In the game, you ride atop a winged beast that's able to breathe powerful laser-like attacks to obliterate enemies.  What's cool here is that you aren't just stuck on firing one-on-one.  You can actually lock on and hit multiple enemies at once, first getting them on your radar (and seeing an indicator to show when they're ready to be fired upon), and then letting loose with a firework-like display to bring them crashing to the ground.  Some enemies require to be hit much quicker than others, as they can blast a projectile at you that'll do some damage if you're not quick enough to dodge or deflect it.

Some of the basics for Panzer Dragoon are in place as far as gameplay is concerned, but how you play is a completely different story.  You actually use your body to guide the dragon (dragoon?) around the screen, leaning back to fly upward, leaning in to dip down, and leaning from side to side if you're looking to move around those directions.  It takes a little practice in order to get the feel of it, but it's actually quite refreshing once you do, with very little error in performance.

Then there are the firing mechanisms for your dragon (dragoon?), which you actually operate by using your hands.  For instance, the right hand will allow you to aim the cursor on screen, while you keep the rest of your body in place if you don't feel like wavering all over the place.  From there, you'll use your left arm for a firing mechanism, with either quick shots or lock-on projectiles that hit multiple enemies at once.  Again, practice will make perfect with this, but it'll eventually sink in.

If pressure sinks in during some of the later stages – and it will with some of the more immense enemies you'll have to face – there is a special screen-clearing attack that you can use to turn the tables.  Simple raise both of your arms at once, then lower them quickly, and your dragon (dragoon?) will let loose with a devastating attack.  It's a bit of cheating when it comes to smaller enemies, but against the big boys, it's a saving grace.

The functionality of the Kinect seemed spot on with the demo that we played, but Microsoft may be tinkering with the game even more than expected, as Crimson Dragon was initially scheduled for a release in 2012.  A demo previously appeared (and then vanished) on the Japanese Xbox Live Arcade, indicating that it may be done fairly soon, but there's still no official release date, outside of sometime this year – if that.

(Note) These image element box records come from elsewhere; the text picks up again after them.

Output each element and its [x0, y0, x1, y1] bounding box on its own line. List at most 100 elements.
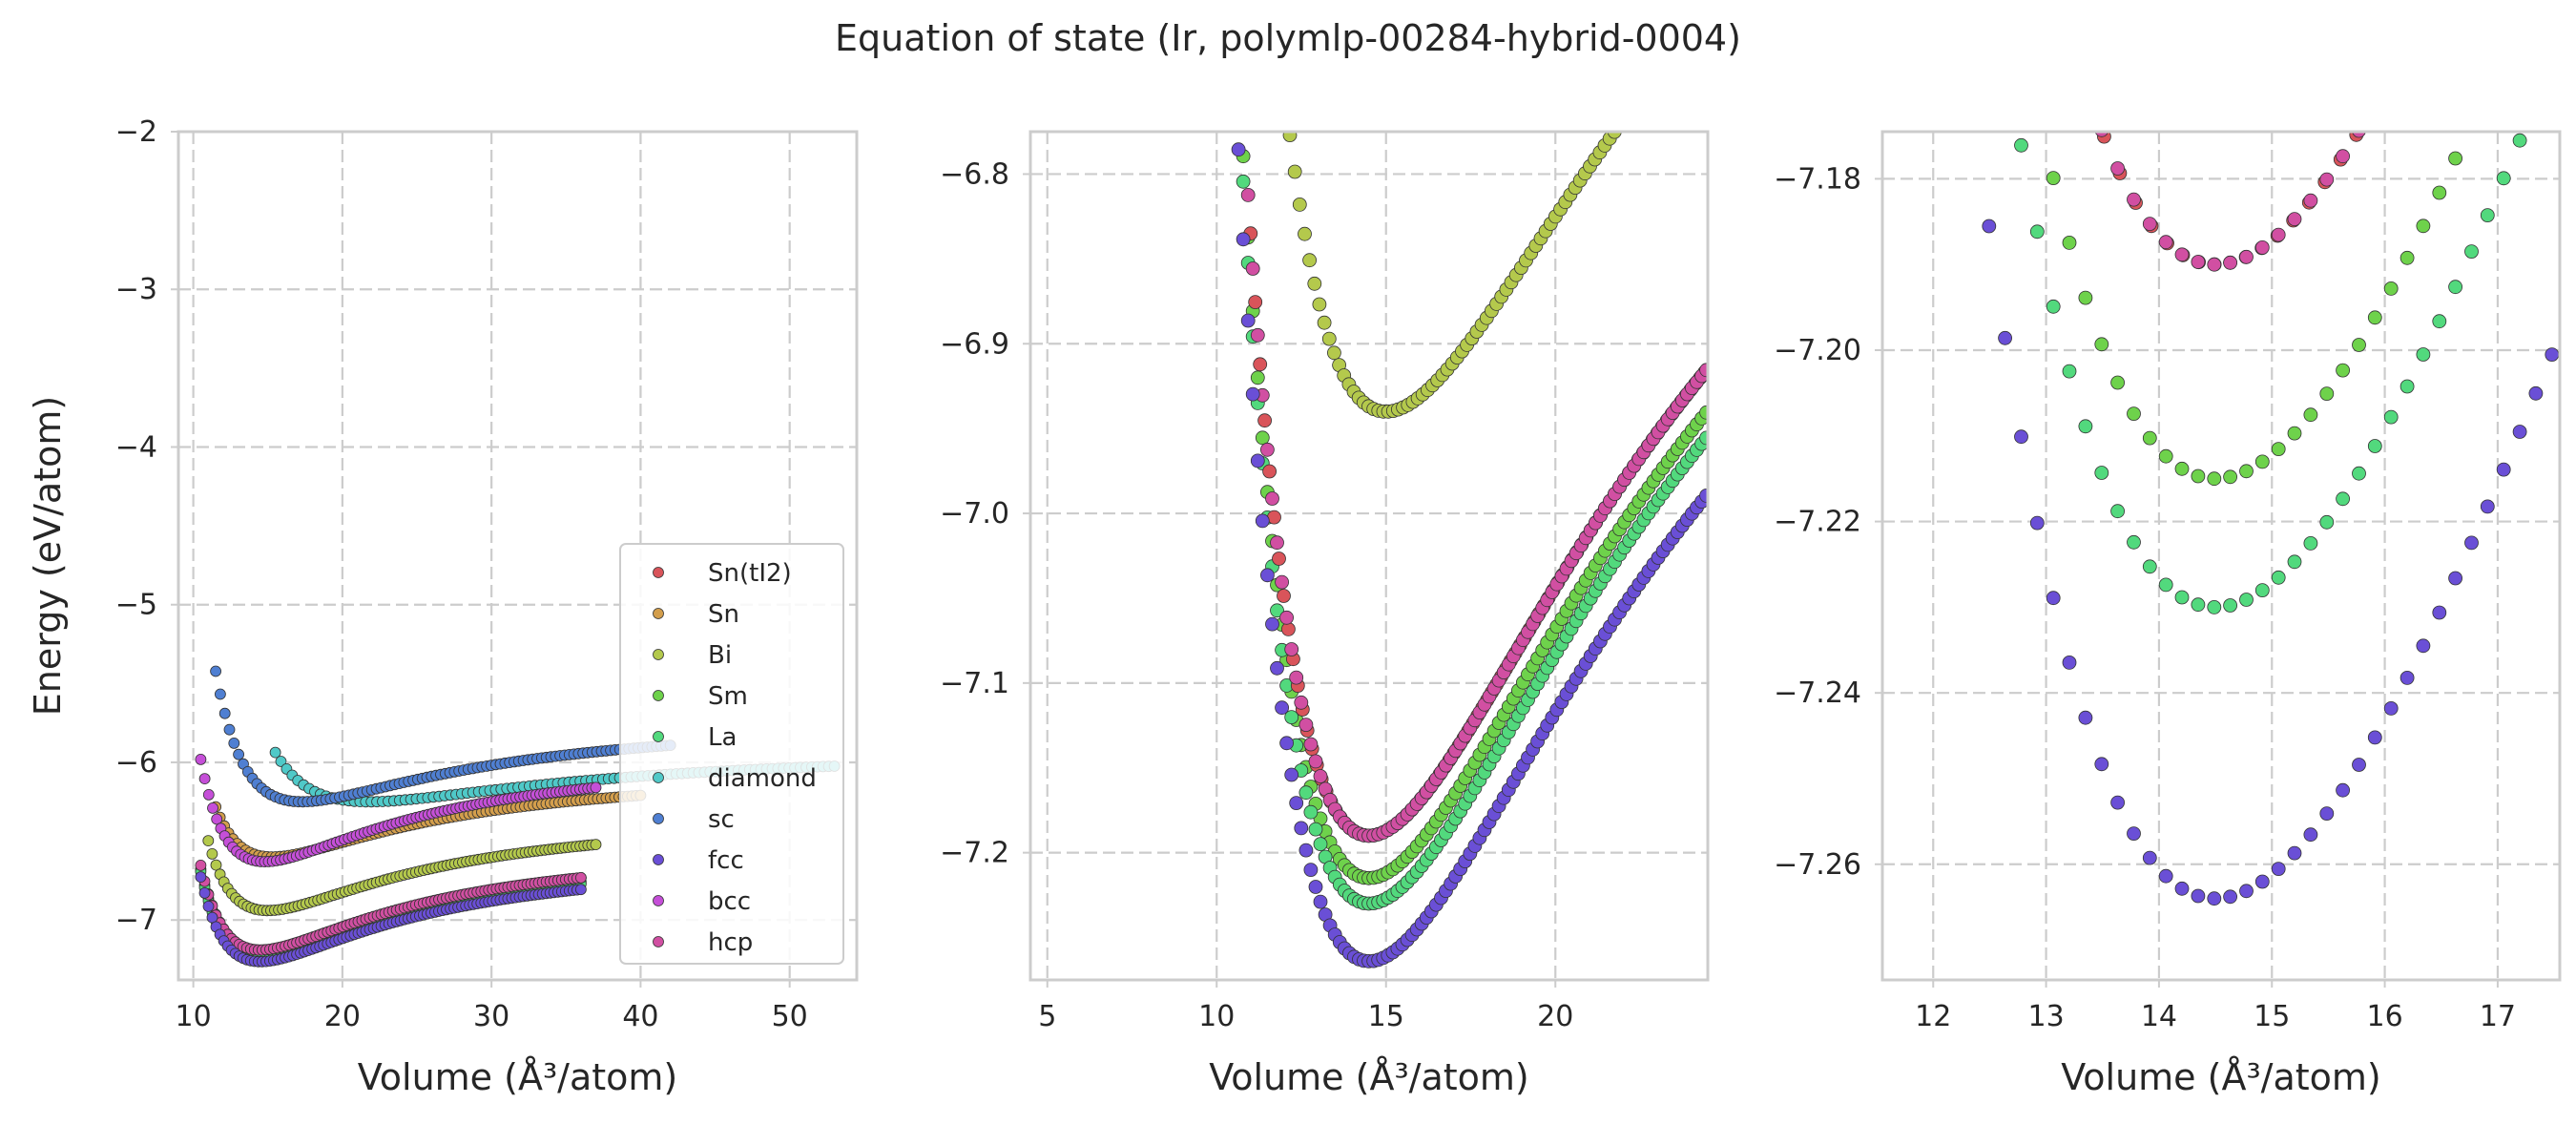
data-point-bcc	[207, 802, 218, 814]
data-point-hcp	[1279, 610, 1294, 625]
data-point-fcc	[1303, 863, 1319, 877]
data-point-sc	[228, 738, 240, 749]
data-point-la	[2529, 95, 2543, 109]
data-point-fcc	[2432, 605, 2447, 620]
data-point-sm	[2254, 454, 2270, 469]
data-point-hcp	[2191, 255, 2206, 269]
legend: Sn(tI2) Sn Bi Sm La diamond sc fcc bcc hcp	[619, 543, 844, 965]
data-point-fcc	[2464, 535, 2479, 551]
data-point-fcc	[1279, 736, 1294, 751]
data-point-bi	[1632, 92, 1646, 105]
data-point-bi	[1317, 315, 1332, 330]
data-point-hcp	[2223, 255, 2238, 270]
legend-label: diamond	[708, 764, 817, 793]
y-tick-label: −7.22	[1774, 506, 1861, 539]
x-tick-label: 40	[622, 1000, 658, 1033]
y-tick-label: −7.24	[1774, 677, 1861, 710]
legend-label: sc	[708, 805, 735, 834]
panel-2: 5 10 15 20 −7.2 −7.1 −7.0 −6.9 −6.8 Volume (Å³/at…	[940, 92, 1710, 1098]
data-point-bi	[1307, 276, 1322, 291]
data-point-la	[2480, 208, 2495, 223]
data-point-fcc	[2127, 826, 2141, 841]
data-point-la	[2303, 536, 2318, 551]
data-point-sc	[214, 688, 226, 700]
data-point-sc	[233, 748, 245, 760]
data-point-fcc	[1294, 821, 1309, 836]
data-point-fcc	[2271, 862, 2286, 876]
data-point-fcc	[2174, 881, 2190, 896]
data-point-sn-ti2-	[1253, 357, 1268, 372]
data-point-sm	[2191, 468, 2206, 484]
y-tick-label: −6.9	[940, 327, 1009, 361]
data-point-hcp	[1284, 642, 1299, 656]
data-point-la	[2110, 504, 2126, 519]
x-tick-label: 13	[2027, 1000, 2064, 1033]
data-point-sn-ti2-	[2066, 33, 2079, 47]
legend-marker	[653, 649, 664, 660]
data-point-sm	[2465, 116, 2479, 130]
data-point-fcc	[1998, 330, 2013, 345]
x-axis-label: Volume (Å³/atom)	[1209, 1056, 1529, 1098]
data-point-sn-ti2-	[2413, 12, 2426, 26]
data-point-hcp	[2127, 192, 2141, 207]
data-point-la	[2207, 600, 2222, 614]
x-tick-label: 20	[1537, 1000, 1573, 1033]
data-point-fcc	[2062, 656, 2077, 670]
data-point-hcp	[2400, 37, 2414, 51]
data-point-hcp	[1298, 718, 1314, 732]
data-point-fcc	[1236, 232, 1251, 247]
data-point-sm	[2078, 290, 2093, 305]
data-point-la	[1284, 710, 1299, 724]
data-point-sc	[218, 707, 231, 719]
data-point-fcc	[2512, 425, 2527, 439]
data-point-la	[1313, 837, 1328, 851]
data-point-bi	[1302, 253, 1317, 268]
x-tick-label: 50	[772, 1000, 808, 1033]
legend-label: Sn(tI2)	[708, 559, 792, 588]
y-tick-label: −6	[115, 746, 157, 780]
legend-marker	[653, 854, 664, 865]
data-point-hcp	[1260, 442, 1275, 457]
data-point-sm	[1255, 430, 1270, 446]
legend-marker	[653, 936, 664, 947]
data-point-fcc	[195, 871, 207, 883]
data-point-fcc	[206, 911, 218, 924]
data-point-la	[1308, 822, 1323, 837]
data-point-bi	[1628, 98, 1641, 112]
data-point-bi	[1298, 226, 1312, 241]
data-point-bi	[1312, 297, 1327, 312]
data-point-fcc	[2094, 757, 2109, 772]
data-point-hcp	[2110, 161, 2126, 176]
data-point-bi	[590, 839, 602, 850]
y-tick-label: −7.1	[940, 667, 1009, 700]
data-point-la	[2287, 554, 2302, 570]
data-point-sm	[2287, 426, 2302, 441]
data-point-hcp	[1270, 535, 1284, 551]
data-point-sn-ti2-	[2381, 73, 2395, 87]
data-point-la	[2271, 570, 2286, 585]
data-point-bi	[1623, 105, 1636, 118]
data-point-bi	[206, 848, 218, 860]
legend-marker	[653, 567, 664, 578]
data-point-hcp	[2254, 239, 2270, 255]
axes-frame	[1028, 130, 1710, 982]
data-point-bi	[1618, 112, 1631, 125]
data-point-sm	[2416, 219, 2431, 234]
data-points	[1982, 12, 2560, 906]
data-point-la	[2094, 466, 2109, 480]
y-tick-label: −7.18	[1774, 162, 1861, 196]
data-point-fcc	[1308, 880, 1323, 894]
data-point-hcp	[1313, 769, 1328, 783]
y-tick-label: −7.0	[940, 497, 1009, 531]
data-point-sm	[2046, 171, 2061, 186]
y-tick-label: −7.20	[1774, 334, 1861, 367]
data-point-la	[2191, 597, 2206, 613]
data-point-fcc	[2448, 571, 2463, 586]
data-point-la	[2496, 171, 2511, 186]
data-point-hcp	[575, 872, 587, 884]
data-point-hcp	[195, 860, 207, 871]
data-point-fcc	[1982, 219, 1997, 234]
data-point-hcp	[2271, 227, 2286, 242]
data-point-sm	[2383, 281, 2399, 296]
data-point-la	[2078, 419, 2093, 434]
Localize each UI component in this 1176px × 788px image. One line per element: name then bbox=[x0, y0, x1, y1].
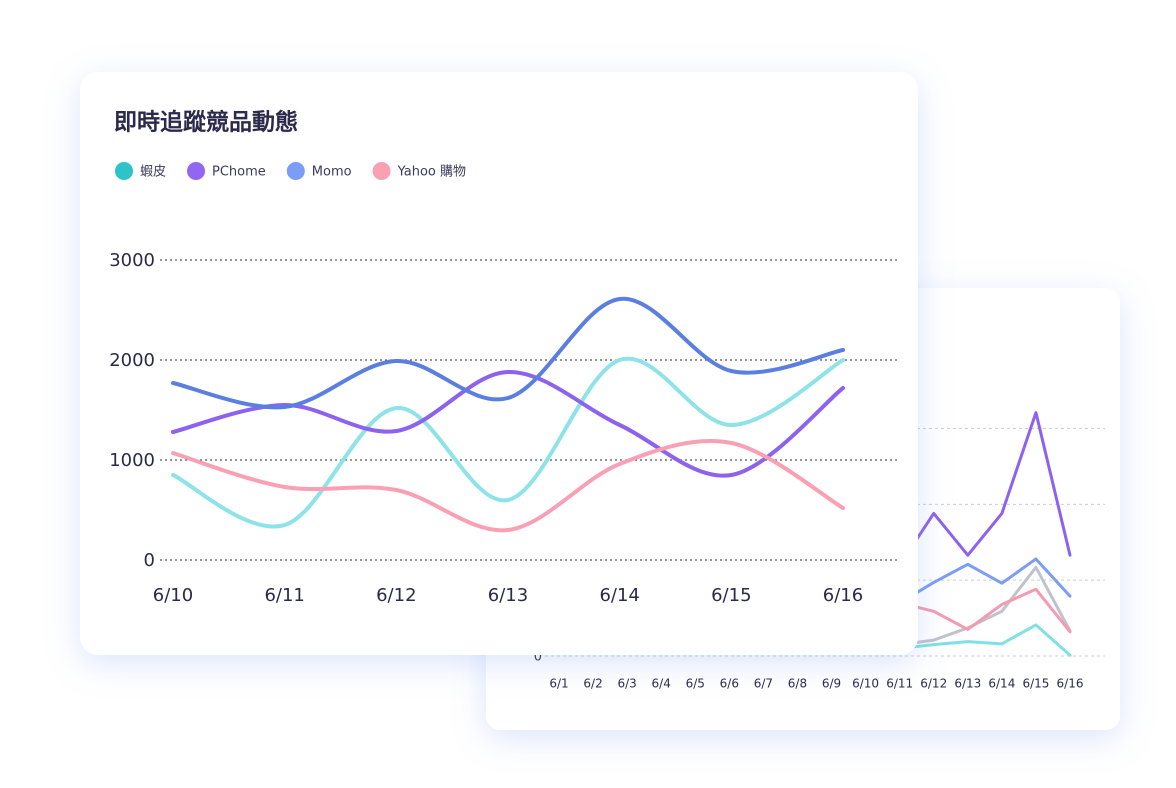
x-tick-label: 6/6 bbox=[720, 677, 739, 691]
legend-label: PChome bbox=[212, 165, 266, 180]
series-line bbox=[898, 623, 1072, 657]
legend-dot bbox=[187, 162, 206, 180]
series-line bbox=[898, 565, 1072, 647]
x-tick-label: 6/8 bbox=[788, 677, 807, 691]
series-line bbox=[898, 587, 1072, 634]
series-line bbox=[898, 557, 1072, 605]
x-tick-label: 6/3 bbox=[617, 677, 636, 691]
front-card-group: 即時追蹤競品動態 0 1000 2000 3000 6/10 6/11 6/12 6/13 6/… bbox=[80, 72, 918, 655]
legend-dot bbox=[372, 162, 391, 180]
legend-label: Yahoo 購物 bbox=[397, 165, 466, 180]
x-tick-label: 6/9 bbox=[822, 677, 841, 691]
chart-title: 即時追蹤競品動態 bbox=[114, 109, 298, 136]
legend-label: Momo bbox=[312, 165, 352, 180]
x-tick-label: 6/13 bbox=[954, 677, 981, 691]
x-tick-label: 6/15 bbox=[1022, 677, 1049, 691]
x-tick-label: 6/11 bbox=[264, 585, 304, 606]
legend-dot bbox=[115, 162, 133, 180]
series-line bbox=[898, 411, 1072, 567]
x-tick-label: 6/2 bbox=[583, 677, 602, 691]
x-tick-label: 6/12 bbox=[376, 585, 416, 606]
y-tick-label: 1000 bbox=[109, 450, 155, 471]
x-tick-label: 6/14 bbox=[599, 585, 639, 606]
series-line bbox=[171, 438, 845, 533]
x-tick-label: 6/13 bbox=[488, 585, 528, 606]
x-tick-label: 6/7 bbox=[754, 677, 773, 691]
legend-dot bbox=[286, 162, 305, 180]
y-tick-label: 2000 bbox=[109, 350, 155, 371]
x-tick-label: 6/4 bbox=[652, 677, 671, 691]
x-tick-label: 6/1 bbox=[549, 677, 568, 691]
front-card bbox=[80, 72, 918, 655]
series-line bbox=[171, 356, 845, 529]
x-tick-label: 6/10 bbox=[153, 585, 193, 606]
x-tick-label: 6/14 bbox=[988, 677, 1015, 691]
x-tick-label: 6/16 bbox=[1057, 677, 1084, 691]
legend-label: 蝦皮 bbox=[140, 165, 166, 180]
x-tick-label: 6/11 bbox=[886, 677, 913, 691]
series-line bbox=[171, 296, 845, 410]
x-tick-label: 6/16 bbox=[823, 585, 863, 606]
y-tick-label: 3000 bbox=[109, 250, 155, 271]
x-tick-label: 6/5 bbox=[686, 677, 705, 691]
x-tick-label: 6/12 bbox=[920, 677, 947, 691]
y-tick-label: 0 bbox=[144, 550, 155, 571]
x-tick-label: 6/10 bbox=[852, 677, 879, 691]
y-tick-label: 0 bbox=[534, 650, 542, 665]
x-tick-label: 6/15 bbox=[711, 585, 751, 606]
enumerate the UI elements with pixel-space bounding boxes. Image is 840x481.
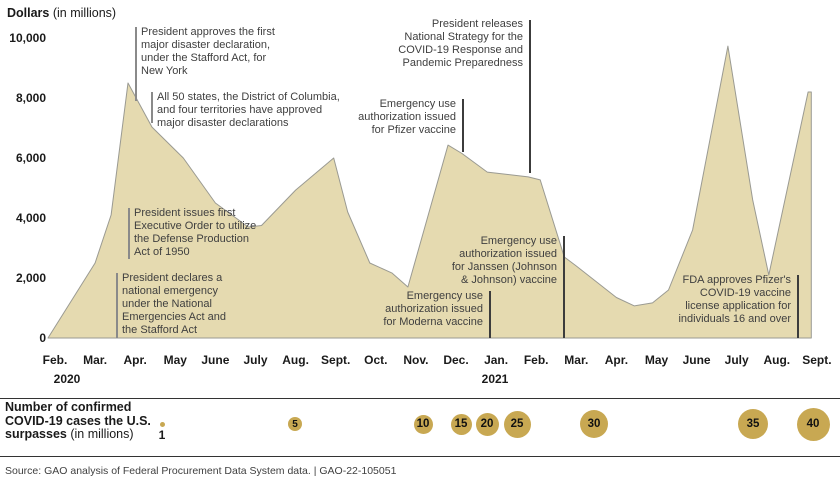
month-label-15: May [644,353,669,367]
month-label-19: Sept. [802,353,832,367]
month-label-2: Apr. [123,353,147,367]
month-label-8: Oct. [364,353,388,367]
annotation-bar-fda-approval [797,275,799,338]
milestone-circle-10: 10 [413,414,433,434]
milestone-circle-25: 25 [503,410,531,438]
annotation-bar-pfizer-eua [462,99,464,152]
milestone-circle-35: 35 [738,409,768,439]
month-label-16: June [682,353,711,367]
milestone-label-1: 1 [158,428,166,442]
month-label-4: June [201,353,230,367]
milestone-circle-20: 20 [475,412,499,436]
month-label-14: Apr. [604,353,629,367]
month-label-7: Sept. [321,353,351,367]
annotation-bar-stafford-ny [135,27,137,101]
milestone-circle-15: 15 [450,413,472,435]
annotation-bar-moderna-eua [489,291,491,338]
milestone-circle-1 [159,421,165,427]
annotation-text-all-50-states: All 50 states, the District of Columbia,… [157,91,340,129]
annotation-text-moderna-eua: Emergency use authorization issued for M… [383,290,483,328]
y-tick-0: 0 [39,331,46,345]
annotation-text-fda-approval: FDA approves Pfizer's COVID-19 vaccine l… [678,274,791,325]
cases-heading-line2: COVID-19 cases the U.S. [5,413,151,428]
milestone-circle-5: 5 [288,417,302,431]
y-tick-8000: 8,000 [15,91,46,105]
annotation-text-janssen-eua: Emergency use authorization issued for J… [451,235,557,286]
y-axis-title: Dollars (in millions) [7,6,116,20]
divider-top [0,398,840,399]
divider-bottom [0,456,840,457]
area-series [47,45,812,339]
annotation-bar-national-strategy [529,20,531,173]
milestone-circle-40: 40 [796,407,830,441]
y-tick-2000: 2,000 [15,271,46,285]
annotation-text-defense-production-act: President issues first Executive Order t… [134,207,257,258]
cases-heading-line1: Number of confirmed [5,400,132,414]
cases-section-heading: Number of confirmed COVID-19 cases the U… [5,400,151,442]
month-label-1: Mar. [83,353,108,367]
annotation-text-national-strategy: President releases National Strategy for… [398,18,523,69]
y-axis-title-unit: (in millions) [49,6,117,20]
month-label-3: May [163,353,187,367]
y-tick-6000: 6,000 [15,151,46,165]
year-label-2020: 2020 [53,372,81,386]
annotation-bar-all-50-states [151,92,153,123]
cases-heading-line3: surpasses [5,427,67,441]
y-axis-title-bold: Dollars [7,6,50,20]
month-label-11: Jan. [484,353,509,367]
y-tick-10000: 10,000 [9,31,46,45]
annotation-text-stafford-ny: President approves the first major disas… [141,26,275,77]
y-tick-4000: 4,000 [15,211,46,225]
milestone-circle-30: 30 [580,410,608,438]
month-label-10: Dec. [443,353,469,367]
annotation-bar-janssen-eua [563,236,565,338]
annotation-bar-defense-production-act [128,208,130,259]
area-chart [47,45,812,339]
month-label-13: Mar. [564,353,589,367]
annotation-text-national-emergency: President declares a national emergency … [122,272,226,336]
source-note: Source: GAO analysis of Federal Procurem… [5,465,397,477]
month-label-6: Aug. [282,353,309,367]
year-label-2021: 2021 [481,372,509,386]
month-label-17: July [724,353,749,367]
cases-heading-note: (in millions) [66,427,134,441]
month-label-0: Feb. [42,353,68,367]
month-label-5: July [243,353,268,367]
annotation-bar-national-emergency [116,273,118,338]
month-label-18: Aug. [763,353,791,367]
month-label-9: Nov. [403,353,429,367]
month-label-12: Feb. [523,353,549,367]
annotation-text-pfizer-eua: Emergency use authorization issued for P… [358,98,456,136]
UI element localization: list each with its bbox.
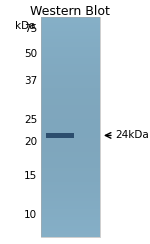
Bar — [41, 234, 100, 237]
Bar — [41, 110, 100, 114]
Bar — [41, 22, 100, 26]
Bar — [41, 105, 100, 108]
Bar — [41, 217, 100, 221]
Bar — [41, 42, 100, 45]
Bar — [41, 116, 100, 119]
Bar — [41, 154, 100, 158]
Bar — [41, 168, 100, 171]
Bar — [41, 25, 100, 29]
Bar — [41, 215, 100, 218]
Bar — [41, 212, 100, 215]
Bar — [41, 173, 100, 177]
Bar — [41, 31, 100, 34]
Bar — [41, 146, 100, 149]
Bar — [41, 171, 100, 174]
Bar — [41, 130, 100, 133]
Text: 20: 20 — [24, 137, 37, 146]
Bar — [41, 17, 100, 237]
Text: Western Blot: Western Blot — [30, 5, 110, 18]
Text: 75: 75 — [24, 24, 37, 34]
Bar — [41, 44, 100, 48]
Bar — [41, 91, 100, 94]
Bar — [41, 127, 100, 130]
Bar — [41, 165, 100, 169]
Bar — [41, 141, 100, 144]
Bar — [41, 72, 100, 75]
Text: 37: 37 — [24, 76, 37, 85]
Bar — [41, 53, 100, 56]
Bar — [41, 33, 100, 37]
Bar — [41, 143, 100, 147]
Bar — [41, 86, 100, 89]
Bar — [41, 108, 100, 111]
Bar — [41, 75, 100, 78]
Text: kDa: kDa — [15, 21, 36, 31]
Bar — [41, 223, 100, 226]
Bar — [41, 152, 100, 155]
Bar — [41, 61, 100, 64]
Bar — [41, 55, 100, 59]
Text: 25: 25 — [24, 115, 37, 124]
Bar — [41, 66, 100, 70]
Bar — [41, 182, 100, 185]
Bar — [41, 20, 100, 23]
Bar — [41, 206, 100, 210]
Bar — [46, 133, 74, 138]
Bar — [41, 226, 100, 229]
Bar — [41, 231, 100, 234]
Bar — [41, 201, 100, 204]
Bar — [41, 163, 100, 166]
Bar — [41, 113, 100, 116]
Text: 24kDa: 24kDa — [115, 131, 149, 140]
Bar — [41, 176, 100, 180]
Bar — [41, 17, 100, 20]
Bar — [41, 121, 100, 125]
Bar — [41, 94, 100, 97]
Bar — [41, 209, 100, 213]
Bar — [41, 69, 100, 72]
Bar — [41, 119, 100, 122]
Bar — [41, 190, 100, 193]
Bar — [41, 88, 100, 92]
Bar — [41, 47, 100, 51]
Bar — [41, 50, 100, 53]
Text: 50: 50 — [24, 49, 37, 59]
Bar — [41, 78, 100, 81]
Bar — [41, 228, 100, 232]
Bar — [41, 138, 100, 141]
Bar — [41, 124, 100, 127]
Bar — [41, 100, 100, 103]
Text: 10: 10 — [24, 210, 37, 220]
Bar — [41, 80, 100, 83]
Bar — [41, 220, 100, 224]
Bar — [41, 58, 100, 61]
Text: 15: 15 — [24, 171, 37, 181]
Bar — [41, 193, 100, 196]
Bar — [41, 64, 100, 67]
Bar — [41, 204, 100, 207]
Bar — [41, 195, 100, 199]
Bar — [41, 157, 100, 160]
Bar — [41, 198, 100, 202]
Bar — [41, 36, 100, 40]
Bar — [41, 187, 100, 191]
Bar — [41, 102, 100, 105]
Bar — [41, 97, 100, 100]
Bar — [41, 160, 100, 163]
Bar — [41, 135, 100, 138]
Bar — [41, 28, 100, 31]
Bar — [41, 179, 100, 182]
Bar — [41, 149, 100, 152]
Bar — [41, 132, 100, 136]
Bar — [41, 184, 100, 188]
Bar — [41, 39, 100, 42]
Bar — [41, 83, 100, 86]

The look and sound of Crimson Dragon is right up there in nature with the Panzer Dragoon games.  The graphics are refreshing, with several fantasy-based locales to fly through, strange enemy design that'll keep you on your toes, and beautiful visual effects that make the most of the Xbox 360 format.  We've only heard bits and pieces of Kobayashi's soundtrack thus far, but it's certainly staying true to the tone of Dragoon.  You can't really ask for more than that.

It'd be nice for Microsoft to schedule Crimson Dragon for a release so players could actually have a good Kinect game to turn to again, especially with games like Dragon Ball Z Kinect and Power Rangers: Super Samurai failing to grasp the full potential of the device.